Our team also set up a self-updating model which monitors the COVID-19 literature to collect newly described mechanisms and reports on any new experimental findings it can explain using this knowledge. It Tweets about its progress.

I will say that computationally generated drug repurposing candidates may have somewhat limited impact on the course of COVID-19 treatments, since scientists and companies immediately started empirically testing a large number of promising drugs. Also, it could be that the answer isn’t necessarily in therapeutics but in nonpharmaceutical interventions like mask wearing.

But there are many rare diseases, for instance, where these computational approaches can play a bigger role because there isn’t a massive world-wide effort to study and treat them. In any case, it’s encouraging that we have confirmation that some of our ideas actually work.

HM News: Why is DARPA interested in this?

Gyori: DARPA is generally interested in modeling complex systems. Biology is particularly interesting because of the health care implications and because it can be experimented on, which is not necessarily the case in social or economic systems.

It allows you to validate your frameworks in a designed setting, which can be transitioned to other domains. For instance we are involved in the DARPA World Modelers program, where a similar kind of text-extraction-assembly modeling framework is applied to global issues.

Take food security in South Sudan. With such a system, you can answer questions like this: Out of all the possible interventions—direct monetary aid, food aid, building roads, increasing security of food markets, better flood control, etc.—which of these or which combination will have the biggest positive effect on food security while having the least amount of unintended consequences?

You can immediately see the analogy between this and designing a combination therapy for cancer without side effects.

DARPA is also one of the primary funders of AI approaches. In particular, this project fits into the so-called third wave of AI. The first wave was the good old-fashioned AI of expert systems, which were engineered using explicit rules to solve problems. The second wave is machine learning and statistical inference, which is still the most popular paradigm. These approaches are very good at finding patterns in complex data but are less capable of integrating common sense, prior knowledge, causal reasoning and so on.

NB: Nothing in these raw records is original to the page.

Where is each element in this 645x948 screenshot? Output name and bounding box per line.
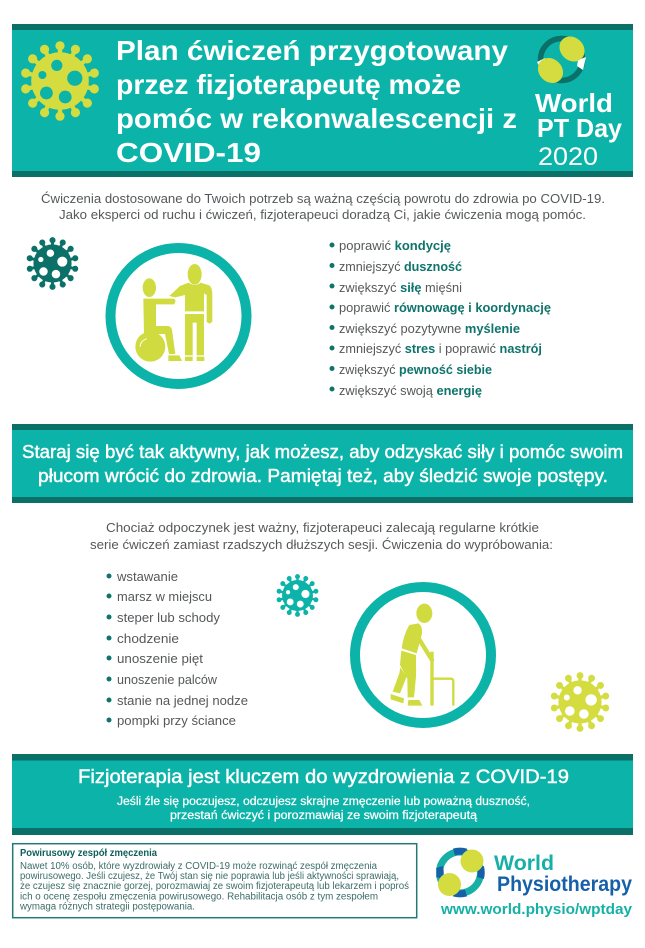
logo: World PT Day (533, 31, 623, 171)
bullet list: benefits: zwiększyć swoją energię (339, 384, 482, 398)
banner: physiotherapy is key: Jeśli źle się poczujesz, odczujesz skrajne zmęczenie lub poważną duszność, (117, 796, 530, 808)
bullet list: exercises: wstawanie (116, 570, 178, 584)
banner: stay active: Staraj się być tak aktywny, jak możesz, aby odzyskać siły i pomóc swoim (22, 442, 623, 462)
callout: post-viral fatigue syndrome: że czujesz się znacznie gorzej, porozmawiaj ze swoim fizjoterapeutą lub lekarzem i poproś (20, 881, 409, 892)
bullet list: exercises: stanie na jednej nodze (117, 694, 248, 708)
banner: physiotherapy is key: przestań ćwiczyć i porozmawiaj ze swoim fizjoterapeutą (170, 810, 478, 822)
callout: post-viral fatigue syndrome: wymaga różnych strategii postępowania. (19, 902, 195, 912)
title: przez fizjoterapeutę może (116, 69, 461, 100)
callout: post-viral fatigue syndrome: Powirusowy zespół zmęczenia (20, 848, 157, 859)
banner: physiotherapy is key (12, 754, 633, 835)
icon: physiotherapist with patient in circle (110, 248, 246, 384)
title (116, 35, 517, 168)
title: COVID-19 (116, 137, 261, 168)
bullet list: benefits: poprawić kondycję (339, 239, 451, 253)
icon: teal virus (276, 574, 319, 617)
callout: post-viral fatigue syndrome: powirusowego. Jeśli czujesz, że Twój stan się nie poprawia lub jeśli aktywności sprawiają, (20, 871, 399, 882)
callout: post-viral fatigue syndrome: ich o ocenę zespołu zmęczenia powirusowego. Rehabilitacja osób z tym zespołem (20, 892, 378, 902)
bullet list: benefits: zmniejszyć duszność (339, 260, 462, 274)
icon: yellow virus small (550, 672, 610, 732)
bullet list: exercises: pompki przy ściance (117, 714, 236, 728)
logo: World Physiotherapy: Physiotherapy (497, 873, 632, 896)
bullet list: exercises: chodzenie (117, 632, 179, 646)
advice text: serie ćwiczeń zamiast rzadszych dłuższych sesji. Ćwiczenia do wypróbowania: (90, 537, 553, 552)
bullet list: exercises: unoszenie pięt (117, 652, 204, 666)
advice text: Chociaż odpoczynek jest ważny, fizjoterapeuci zalecają regularne krótkie (106, 521, 539, 535)
banner: stay active (12, 424, 633, 503)
bullet list: benefits: poprawić równowagę i koordynację (339, 301, 551, 315)
bullet list: exercises: marsz w miejscu (117, 590, 212, 604)
bullet list: benefits: zwiększyć siłę mięśni (339, 281, 462, 295)
logo: World PT Day: 2020 (538, 143, 598, 171)
icon: elderly person with walker in circle (355, 587, 491, 723)
bullet list: benefits: zmniejszyć stres i poprawić nastrój (339, 342, 542, 356)
bullet list: exercises: steper lub schody (117, 611, 221, 625)
logo: World Physiotherapy: World (494, 852, 554, 875)
callout: post-viral fatigue syndrome (13, 844, 417, 918)
banner: stay active: płucom wrócić do zdrowia. Pamiętaj też, aby śledzić swoje postępy. (38, 466, 608, 486)
bullet list: benefits (330, 239, 551, 398)
intro text: Jako eksperci od ruchu i ćwiczeń, fizjoterapeuci doradzą Ci, jakie ćwiczenia mogą pomóc. (59, 208, 586, 222)
title: Plan ćwiczeń przygotowany (116, 35, 508, 66)
callout: post-viral fatigue syndrome: Nawet 10% osób, które wyzdrowiały z COVID-19 może rozwinąć zespół zmęczenia (20, 861, 377, 872)
icon: dark virus (26, 237, 79, 290)
logo: World Physiotherapy (438, 850, 633, 918)
bullet list: exercises: unoszenie palców (117, 673, 218, 687)
bullet list: benefits: zwiększyć pewność siebie (339, 363, 492, 377)
intro text: Ćwiczenia dostosowane do Twoich potrzeb są ważną częścią powrotu do zdrowia po COVID-19. (41, 191, 605, 206)
logo: World PT Day: PT Day (537, 113, 623, 143)
header banner (12, 24, 633, 177)
icon: yellow virus (20, 41, 100, 121)
title: pomóc w rekonwalescencji z (116, 103, 517, 134)
bullet list: benefits: zwiększyć pozytywne myślenie (339, 322, 520, 336)
advice text (90, 521, 553, 552)
banner: physiotherapy is key: Fizjoterapia jest kluczem do wyzdrowienia z COVID-19 (78, 767, 569, 788)
logo: World PT Day: World (535, 88, 613, 118)
bullet list: exercises (106, 570, 248, 728)
logo: World Physiotherapy: www.world.physio/wptday (440, 901, 633, 918)
intro text (41, 191, 605, 222)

The third wave is trying to combine all of this—prior knowledge, common sense, causal reasoning—with machine learning and statistical inference.

HM News: So, what’s next?

Gyori: One of the key things we’re focusing on now is to make the context in which a given piece of knowledge was reported a key piece of information in every application in our entire pipeline.

For example, a cancer drug that’s approved for a certain type of melanoma works well in that specific context. But if you read up on that drug in different subsets of literature, you would encounter contradictory findings. There’s actually evidence it can drive cancer progression in other types of cancer. To resolve this, you have to take into account in what context those findings were reported. In our system, this concept has to be integrated at many different stages of the process. We think if we have a good handle on this, it will make the system much more valuable for scientists.

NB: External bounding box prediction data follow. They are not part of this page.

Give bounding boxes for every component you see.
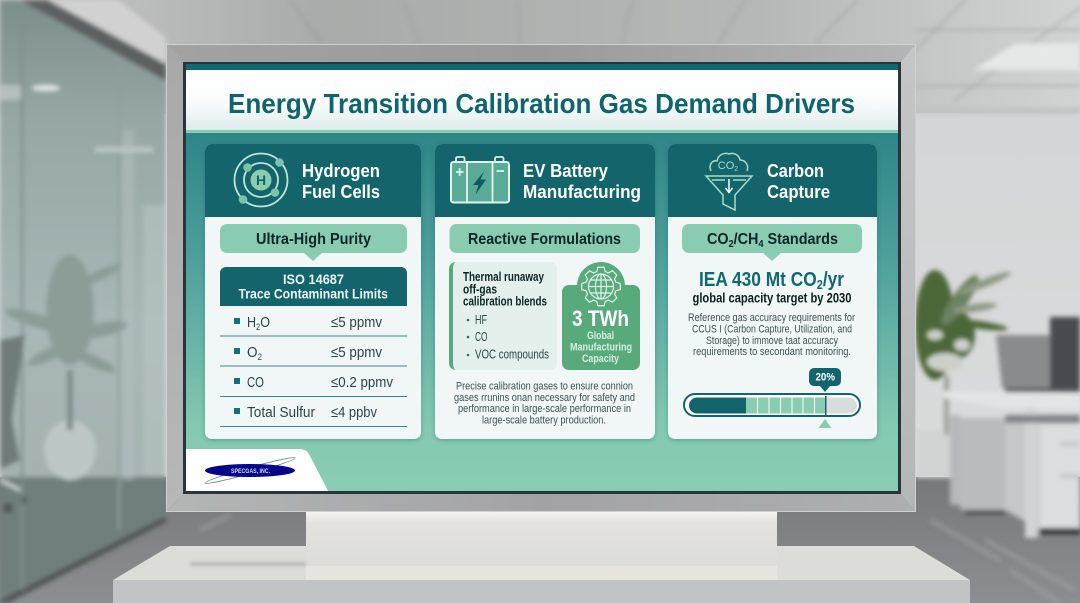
title: Energy Transition Calibration Gas Demand Drivers: [228, 88, 855, 119]
text block: carbon description: Storage) to immove taat accuracy: [706, 335, 838, 347]
pill: co2/ch4 standards: /CH: [734, 231, 758, 248]
stat: iea 430 mt: /yr: [823, 268, 844, 291]
pedestal stand: [113, 512, 970, 603]
pill: co2/ch4 standards: 2: [729, 239, 734, 250]
heading: hydrogen: [302, 160, 380, 202]
pill: reactive formulations: [450, 224, 640, 253]
callout: thermal runaway blends: off-gas: [463, 282, 497, 296]
text block: carbon description: CCUS I (Carbon Capture, Utilization, and: [692, 324, 852, 336]
heading: ev battery: [523, 160, 641, 202]
table rows: O: [247, 344, 259, 361]
pill: co2/ch4 standards: Standards: [763, 231, 838, 248]
icon: gear with globe: [582, 267, 620, 306]
table rows: ≤4 ppbv: [331, 404, 377, 421]
pill: co2/ch4 standards: CO: [707, 231, 731, 248]
table rows: 2: [256, 322, 260, 332]
callout: thermal runaway blends: Thermal runaway: [463, 270, 544, 284]
stat card: 3 TWh: 3 TWh: [572, 306, 629, 331]
text block: ev description: gases rrunins onan necessary for safety and: [454, 392, 635, 404]
icon: co2 funnel: 2: [734, 166, 738, 173]
heading: carbon capture: Carbon: [767, 160, 824, 181]
text block: carbon description: requirements to secondant monitoring.: [693, 346, 851, 358]
panel: hydrogen fuel cells: [205, 144, 421, 439]
icon: co2 funnel: [706, 153, 752, 210]
stat card: 3 TWh: Global: [587, 330, 614, 342]
table rows: O: [260, 314, 270, 331]
table rows: 2: [257, 352, 262, 362]
callout: thermal runaway blends: HF: [475, 313, 487, 327]
table rows: [220, 314, 407, 426]
icon: hydrogen atom: [234, 154, 288, 206]
callout: thermal runaway blends: CO: [475, 330, 488, 344]
table rows: ≤5 ppmv: [331, 314, 382, 331]
pill: co2/ch4 standards: [682, 224, 862, 261]
heading: hydrogen: Fuel Cells: [302, 181, 380, 202]
icon: co2 funnel: CO: [718, 160, 734, 172]
icon: battery: [451, 157, 509, 202]
desk and monitors: [944, 317, 1080, 538]
stat card: 3 TWh: Manufacturing: [570, 342, 632, 354]
table rows: CO: [247, 374, 264, 391]
stat card: 3 TWh: [562, 262, 640, 370]
stat card: 3 TWh: Capacity: [582, 353, 620, 365]
table rows: ≤5 ppmv: [331, 344, 382, 361]
heading: ev battery: EV Battery: [523, 160, 609, 181]
progress bar 20%: [684, 368, 860, 428]
callout: thermal runaway blends: [449, 262, 557, 370]
plant on right: [915, 269, 1012, 478]
heading: carbon capture: [767, 160, 830, 202]
pill: ultra-high purity: Ultra-High Purity: [256, 231, 371, 248]
text block: ev description: large-scale battery production.: [482, 414, 606, 426]
text block: carbon description: [688, 312, 855, 358]
logo: specgas: [186, 449, 328, 491]
text block: ev description: Precise calibration gases to ensure connion: [456, 380, 633, 392]
table header: ISO 14687: [283, 272, 344, 287]
floor grain: [200, 515, 1075, 603]
stat: iea 430 mt: global capacity target by 2030: [692, 291, 852, 306]
table rows: H: [247, 314, 258, 331]
callout: thermal runaway blends: VOC compounds: [475, 348, 549, 362]
pill: co2/ch4 standards: 4: [758, 239, 764, 250]
table rows: Total Sulfur: [247, 404, 315, 421]
pill: ultra-high purity: [220, 224, 407, 261]
panel: carbon capture: [668, 144, 877, 439]
text block: carbon description: Reference gas accuracy requirements for: [688, 312, 855, 324]
table header: [220, 267, 407, 306]
stat: iea 430 mt: [692, 268, 852, 306]
table rows: ≤0.2 ppmv: [331, 374, 393, 391]
glass wall: [0, 0, 166, 603]
heading: carbon capture: Capture: [767, 181, 830, 202]
heading: ev battery: Manufacturing: [523, 181, 641, 202]
text block: ev description: performance in large-scale performance in: [458, 403, 631, 415]
screen background: [186, 64, 898, 491]
table header: Trace Contaminant Limits: [238, 286, 388, 302]
text block: ev description: [454, 380, 635, 426]
panel: ev battery manufacturing: [435, 144, 655, 439]
stat: iea 430 mt: IEA 430 Mt CO: [699, 268, 838, 291]
progress bar 20%: 20%: [816, 372, 835, 384]
callout: thermal runaway blends: calibration blends: [463, 294, 547, 308]
icon: hydrogen atom: H: [256, 172, 266, 188]
display frame: [166, 44, 916, 512]
pill: reactive formulations: Reactive Formulations: [468, 231, 621, 248]
heading: hydrogen: Hydrogen: [302, 160, 380, 181]
logo: specgas: SPECGAS, INC.: [231, 468, 270, 475]
stat: iea 430 mt: 2: [817, 277, 823, 292]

In addition, when we started building INDRA, we focused pretty much exclusively on molecular-level information—proteins interacting with each other, small molecules interacting with proteins and so on.

Over time, we’ve done a lot of work on trying to generalize and extend to higher level things like biological processes, phenotypes, diseases, even certain concepts in public health.

This poses unique challenges both in machine reading and in assembling knowledge but also in modeling. What you find is that certain types of causal reasoning that you can safely apply to chains of molecular events aren’t immediately applicable to chains of high-level events. There’s a lot of conceptual and practical work left to be done.

This interview has been and edited for length and clarity.